As the shares will be transferred to the Class Trust, pursuant to a direction made by Individual B as per the will, the shares will be considered to have passed to the Class Trust as a beneficiary of the deceased estate under paragraph 128-20(1)(a) of the ITAA 1997. Accordingly, any capital gain or capital loss that would otherwise arise will be disregarded under subsection 128-15(3).
Question 3
Summary
The cost base of the shares owned by the Class Trust will be the cost base of the shares on the day that the Testator died.
Detailed reasoning
Section 128-20 of the ITAA 1997 explains that where a taxpayer dies, there are no CGT implications where an asset passes to the LPR or beneficiary, but CGT may apply when the asset is subsequently disposed of.
Under subsection 128-15(2) of the ITAA 1997, where a CGT asset of the deceased devolves to the deceased's LPR or passes to a beneficiary, the asset is taken to have been acquired on the day the deceased died.
Subsection 128-15(4) of the ITAA 1997 provides a table which sets out the modifications to the first element of the cost base, or reduced cost base, of the CGT asset in the hands of the LPR or beneficiary of a deceased estate.

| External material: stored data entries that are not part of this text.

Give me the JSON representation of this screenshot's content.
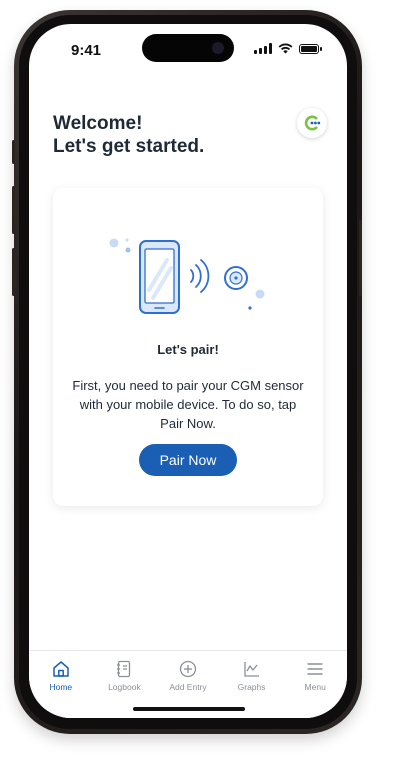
{
  "status_bar": {
    "time": "9:41"
  },
  "header": {
    "welcome_line1": "Welcome!",
    "welcome_line2": "Let's get started."
  },
  "pair_card": {
    "title": "Let's pair!",
    "body": "First, you need to pair your CGM sensor with your mobile device. To do so, tap Pair Now.",
    "button_label": "Pair Now"
  },
  "nav": {
    "items": [
      {
        "label": "Home",
        "icon": "home-icon",
        "active": true
      },
      {
        "label": "Logbook",
        "icon": "logbook-icon",
        "active": false
      },
      {
        "label": "Add Entry",
        "icon": "add-entry-icon",
        "active": false
      },
      {
        "label": "Graphs",
        "icon": "graphs-icon",
        "active": false
      },
      {
        "label": "Menu",
        "icon": "menu-icon",
        "active": false
      }
    ]
  },
  "colors": {
    "primary": "#1a5fb4",
    "text": "#1f2937",
    "nav_inactive": "#8a8f98",
    "illustration_blue": "#2f6fd0",
    "illustration_light": "#dbe8fb",
    "logo_green": "#7ac142"
  }
}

Item 1 of the table states that for a CGT asset the deceased acquired on or after 20 September 1985, the first element of the asset's cost base, or reduced cost base, is the deceased's cost base of the asset on the day they died.
In this case, the Testator acquired the shares after 20 September 1985. As a result of the Testator passing, the first element of the shares' cost base in the hands of the Class Trust will be the cost base on the day the Testator died pursuant to item 1of the table in subsection 128-15(4) of the ITAA 1997.
Question 4
Summary
Individual B will not derive a capital gain (or loss) in relation to the proposed distribution.
Detailed reasoning
As determined at Question 2, the shares will be transferred to the Class Trust, pursuant to a direction made by Individual B as per the will. As a result, the shares will be considered to have passed to the Class Trust as a beneficiary of the deceased estate under paragraph 128-20(1)(a) of the ITAA 1997. The shares do not pass to Individual B.
As a result, there are no CGT events that arise for Individual B and he does not derive a capital gain (or loss).